Ubuntu for Windows will use a new piece of technology Microsoft created called Windows Subsystem for Linux, Canonical’s Dustin Kirkland said in a blog post. Instead of relying on a virtual machine or manually rewriting apps, the Windows Subsystem for Linux translates commands meant for the Linux kernel—the core part of the operating system—into commands for the Windows kernel. It’s not perfect, Hanselman and Kirkland admit, and there’s much work left to be done. But it should become possible to run many Linux tools on Windows without needing to make any changes.
http://www.wired.com/2016/03/microsoft- ... snt-crazy/
I am still not understanding. What he describes sounds like your WINE description.
http://blog.dustinkirkland.com/2016/03/ ... ndows.html
Give that a read through.
"So maybe something like a Linux emulator?" Now you're getting warmer!
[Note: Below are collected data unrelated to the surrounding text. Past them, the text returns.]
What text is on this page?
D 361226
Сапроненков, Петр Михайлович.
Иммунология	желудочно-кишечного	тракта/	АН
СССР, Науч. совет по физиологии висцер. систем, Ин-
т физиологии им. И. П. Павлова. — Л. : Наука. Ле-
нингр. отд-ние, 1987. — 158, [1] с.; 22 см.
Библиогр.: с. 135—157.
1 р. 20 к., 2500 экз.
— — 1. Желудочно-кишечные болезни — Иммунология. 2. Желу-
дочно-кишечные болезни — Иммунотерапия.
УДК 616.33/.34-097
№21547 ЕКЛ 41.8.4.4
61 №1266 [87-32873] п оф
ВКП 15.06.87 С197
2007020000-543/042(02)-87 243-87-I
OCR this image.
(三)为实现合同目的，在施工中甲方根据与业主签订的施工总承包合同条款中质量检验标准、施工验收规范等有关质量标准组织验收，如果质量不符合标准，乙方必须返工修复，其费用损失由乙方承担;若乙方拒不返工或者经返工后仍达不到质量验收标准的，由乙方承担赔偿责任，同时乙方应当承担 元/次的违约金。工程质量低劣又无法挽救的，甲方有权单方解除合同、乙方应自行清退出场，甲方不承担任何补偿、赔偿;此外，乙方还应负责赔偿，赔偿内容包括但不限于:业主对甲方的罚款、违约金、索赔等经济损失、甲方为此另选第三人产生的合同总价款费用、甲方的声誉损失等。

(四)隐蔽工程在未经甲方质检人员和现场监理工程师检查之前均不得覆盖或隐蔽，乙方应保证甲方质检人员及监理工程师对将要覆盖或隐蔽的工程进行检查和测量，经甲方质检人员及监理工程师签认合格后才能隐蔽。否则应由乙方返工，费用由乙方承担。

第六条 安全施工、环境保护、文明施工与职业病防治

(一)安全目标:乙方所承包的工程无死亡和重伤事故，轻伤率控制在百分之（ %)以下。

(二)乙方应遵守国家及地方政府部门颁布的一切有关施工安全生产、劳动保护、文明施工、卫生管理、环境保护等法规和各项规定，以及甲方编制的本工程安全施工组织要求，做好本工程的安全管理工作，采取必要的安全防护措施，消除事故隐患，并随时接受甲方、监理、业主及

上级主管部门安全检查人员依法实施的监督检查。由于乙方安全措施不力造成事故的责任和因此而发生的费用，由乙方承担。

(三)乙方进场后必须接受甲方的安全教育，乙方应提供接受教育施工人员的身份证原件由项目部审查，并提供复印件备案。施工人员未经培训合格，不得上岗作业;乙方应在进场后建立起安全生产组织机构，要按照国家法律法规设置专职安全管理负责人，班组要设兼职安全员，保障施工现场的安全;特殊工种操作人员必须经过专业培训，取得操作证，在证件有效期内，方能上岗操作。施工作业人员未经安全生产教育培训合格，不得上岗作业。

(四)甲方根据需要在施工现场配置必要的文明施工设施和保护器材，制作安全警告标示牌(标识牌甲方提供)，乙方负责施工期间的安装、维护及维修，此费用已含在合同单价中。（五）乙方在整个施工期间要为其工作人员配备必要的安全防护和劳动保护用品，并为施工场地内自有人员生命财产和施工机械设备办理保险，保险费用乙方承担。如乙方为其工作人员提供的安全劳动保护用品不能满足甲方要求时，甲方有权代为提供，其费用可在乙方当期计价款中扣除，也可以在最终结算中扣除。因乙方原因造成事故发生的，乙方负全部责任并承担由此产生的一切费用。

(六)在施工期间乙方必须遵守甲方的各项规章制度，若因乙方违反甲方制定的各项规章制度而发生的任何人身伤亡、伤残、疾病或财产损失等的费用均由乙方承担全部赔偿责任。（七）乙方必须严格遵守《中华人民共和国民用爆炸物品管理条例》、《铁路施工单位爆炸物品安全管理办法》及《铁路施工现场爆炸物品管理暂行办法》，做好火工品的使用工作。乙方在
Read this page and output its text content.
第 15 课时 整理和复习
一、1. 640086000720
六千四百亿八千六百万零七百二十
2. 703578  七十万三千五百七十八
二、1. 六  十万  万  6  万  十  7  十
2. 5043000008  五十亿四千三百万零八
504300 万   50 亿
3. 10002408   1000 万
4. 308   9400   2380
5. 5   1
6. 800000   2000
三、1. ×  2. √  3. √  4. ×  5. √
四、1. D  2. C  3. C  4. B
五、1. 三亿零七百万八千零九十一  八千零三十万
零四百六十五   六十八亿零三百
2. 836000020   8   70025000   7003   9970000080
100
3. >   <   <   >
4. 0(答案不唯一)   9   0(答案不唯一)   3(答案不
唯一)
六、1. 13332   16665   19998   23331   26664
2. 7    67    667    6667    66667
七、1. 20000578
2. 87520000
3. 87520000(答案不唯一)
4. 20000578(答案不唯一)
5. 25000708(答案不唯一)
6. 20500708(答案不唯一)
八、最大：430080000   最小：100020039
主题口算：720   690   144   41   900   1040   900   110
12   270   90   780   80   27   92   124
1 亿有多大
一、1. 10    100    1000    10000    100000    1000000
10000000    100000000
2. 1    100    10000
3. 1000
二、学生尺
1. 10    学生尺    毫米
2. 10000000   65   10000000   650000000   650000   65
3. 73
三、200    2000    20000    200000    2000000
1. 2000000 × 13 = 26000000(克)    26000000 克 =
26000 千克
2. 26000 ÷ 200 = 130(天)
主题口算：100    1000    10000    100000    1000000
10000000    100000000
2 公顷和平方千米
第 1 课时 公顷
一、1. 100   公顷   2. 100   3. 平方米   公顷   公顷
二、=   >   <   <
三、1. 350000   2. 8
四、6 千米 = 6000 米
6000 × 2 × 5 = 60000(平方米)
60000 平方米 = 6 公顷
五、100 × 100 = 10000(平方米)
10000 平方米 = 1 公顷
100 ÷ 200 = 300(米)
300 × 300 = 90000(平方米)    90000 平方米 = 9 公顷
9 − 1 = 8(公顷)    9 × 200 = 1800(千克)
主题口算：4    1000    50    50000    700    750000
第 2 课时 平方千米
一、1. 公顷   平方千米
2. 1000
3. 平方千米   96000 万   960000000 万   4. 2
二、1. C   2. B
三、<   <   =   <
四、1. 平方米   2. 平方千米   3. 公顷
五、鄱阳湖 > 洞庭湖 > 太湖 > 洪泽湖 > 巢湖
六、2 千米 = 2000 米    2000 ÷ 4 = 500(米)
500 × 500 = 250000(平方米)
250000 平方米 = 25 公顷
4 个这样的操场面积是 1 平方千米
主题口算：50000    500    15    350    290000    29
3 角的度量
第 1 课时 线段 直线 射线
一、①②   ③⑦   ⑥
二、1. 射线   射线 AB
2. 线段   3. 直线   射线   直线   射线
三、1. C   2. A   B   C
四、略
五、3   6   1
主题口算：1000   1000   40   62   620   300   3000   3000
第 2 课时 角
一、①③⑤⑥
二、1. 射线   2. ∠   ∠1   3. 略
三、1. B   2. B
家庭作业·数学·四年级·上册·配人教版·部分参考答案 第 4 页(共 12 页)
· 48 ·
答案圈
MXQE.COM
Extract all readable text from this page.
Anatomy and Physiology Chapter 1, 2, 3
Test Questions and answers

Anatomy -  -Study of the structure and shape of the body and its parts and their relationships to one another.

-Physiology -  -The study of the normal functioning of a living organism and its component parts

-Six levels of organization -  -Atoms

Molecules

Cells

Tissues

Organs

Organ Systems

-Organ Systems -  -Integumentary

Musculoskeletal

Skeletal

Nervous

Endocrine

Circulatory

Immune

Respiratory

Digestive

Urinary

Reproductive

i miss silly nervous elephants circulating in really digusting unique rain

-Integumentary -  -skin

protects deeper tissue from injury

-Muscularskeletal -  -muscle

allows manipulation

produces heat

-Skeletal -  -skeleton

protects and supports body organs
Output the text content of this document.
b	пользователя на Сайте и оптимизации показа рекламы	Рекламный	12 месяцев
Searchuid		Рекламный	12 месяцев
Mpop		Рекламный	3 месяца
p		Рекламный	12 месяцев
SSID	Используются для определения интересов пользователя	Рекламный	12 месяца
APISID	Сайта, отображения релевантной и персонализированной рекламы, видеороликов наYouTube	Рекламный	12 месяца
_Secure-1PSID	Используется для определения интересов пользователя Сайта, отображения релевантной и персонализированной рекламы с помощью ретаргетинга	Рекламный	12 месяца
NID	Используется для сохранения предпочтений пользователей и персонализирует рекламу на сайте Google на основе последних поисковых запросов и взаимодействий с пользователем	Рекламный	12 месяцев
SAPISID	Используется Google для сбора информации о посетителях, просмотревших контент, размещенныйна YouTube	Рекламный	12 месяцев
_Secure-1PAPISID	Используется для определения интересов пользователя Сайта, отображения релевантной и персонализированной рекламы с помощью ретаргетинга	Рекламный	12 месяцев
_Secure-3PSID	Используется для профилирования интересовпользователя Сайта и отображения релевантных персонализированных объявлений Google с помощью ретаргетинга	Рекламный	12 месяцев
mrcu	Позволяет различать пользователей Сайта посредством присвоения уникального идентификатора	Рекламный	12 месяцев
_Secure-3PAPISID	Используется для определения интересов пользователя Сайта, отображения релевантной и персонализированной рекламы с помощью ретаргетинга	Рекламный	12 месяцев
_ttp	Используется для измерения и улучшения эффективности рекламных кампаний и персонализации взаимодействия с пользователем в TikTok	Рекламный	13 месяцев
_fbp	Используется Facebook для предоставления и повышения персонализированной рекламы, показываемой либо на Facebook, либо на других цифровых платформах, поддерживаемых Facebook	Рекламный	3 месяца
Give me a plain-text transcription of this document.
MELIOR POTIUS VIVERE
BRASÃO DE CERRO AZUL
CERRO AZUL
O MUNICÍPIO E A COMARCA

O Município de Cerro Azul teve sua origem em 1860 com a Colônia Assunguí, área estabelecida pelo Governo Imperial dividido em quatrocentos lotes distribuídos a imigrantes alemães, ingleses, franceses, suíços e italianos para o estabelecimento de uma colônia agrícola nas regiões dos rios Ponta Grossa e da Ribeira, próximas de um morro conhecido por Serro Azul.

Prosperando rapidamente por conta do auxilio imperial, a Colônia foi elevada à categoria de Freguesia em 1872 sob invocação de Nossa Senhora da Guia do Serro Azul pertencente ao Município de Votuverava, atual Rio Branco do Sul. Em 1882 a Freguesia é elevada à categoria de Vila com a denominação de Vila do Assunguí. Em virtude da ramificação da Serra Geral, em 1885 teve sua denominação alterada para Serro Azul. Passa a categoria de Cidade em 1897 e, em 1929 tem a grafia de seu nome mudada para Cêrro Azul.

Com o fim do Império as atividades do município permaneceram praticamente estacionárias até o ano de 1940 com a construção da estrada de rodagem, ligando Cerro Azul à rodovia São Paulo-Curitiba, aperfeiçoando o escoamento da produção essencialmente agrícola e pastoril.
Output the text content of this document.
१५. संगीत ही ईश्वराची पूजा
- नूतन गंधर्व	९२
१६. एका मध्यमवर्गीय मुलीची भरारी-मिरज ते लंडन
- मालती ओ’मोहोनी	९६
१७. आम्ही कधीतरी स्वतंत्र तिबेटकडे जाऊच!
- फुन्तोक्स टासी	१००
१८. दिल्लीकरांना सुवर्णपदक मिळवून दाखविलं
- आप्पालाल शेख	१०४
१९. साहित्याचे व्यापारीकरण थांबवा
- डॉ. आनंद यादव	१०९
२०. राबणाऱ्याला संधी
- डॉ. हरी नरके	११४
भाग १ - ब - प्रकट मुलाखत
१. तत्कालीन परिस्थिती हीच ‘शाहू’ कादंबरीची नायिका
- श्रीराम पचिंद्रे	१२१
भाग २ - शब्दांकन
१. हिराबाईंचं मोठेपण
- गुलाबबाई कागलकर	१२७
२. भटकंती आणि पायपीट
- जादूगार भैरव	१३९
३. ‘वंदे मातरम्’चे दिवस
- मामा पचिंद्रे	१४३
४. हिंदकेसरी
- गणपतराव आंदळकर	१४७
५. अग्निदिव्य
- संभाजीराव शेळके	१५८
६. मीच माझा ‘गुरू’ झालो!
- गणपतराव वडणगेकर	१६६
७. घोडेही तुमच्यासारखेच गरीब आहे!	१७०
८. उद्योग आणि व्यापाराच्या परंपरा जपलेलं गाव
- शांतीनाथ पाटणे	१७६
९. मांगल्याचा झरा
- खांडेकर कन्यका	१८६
A team of sharp developers at Microsoft has been hard at work adapting some Microsoft research technology to basically perform real time translation of Linux syscalls into Windows OS syscalls. Linux geeks can think of it sort of the inverse of "wine" -- Ubuntu binaries running natively in Windows. Microsoft calls it their "Windows Subsystem for Linux". (No, it's not open source at this time.)
Hmm.
Oh, and it's totally shit hot! The sysbench utility is showing nearly equivalent cpu, memory, and io performance.
So it's....a 99.9% efficient emulator?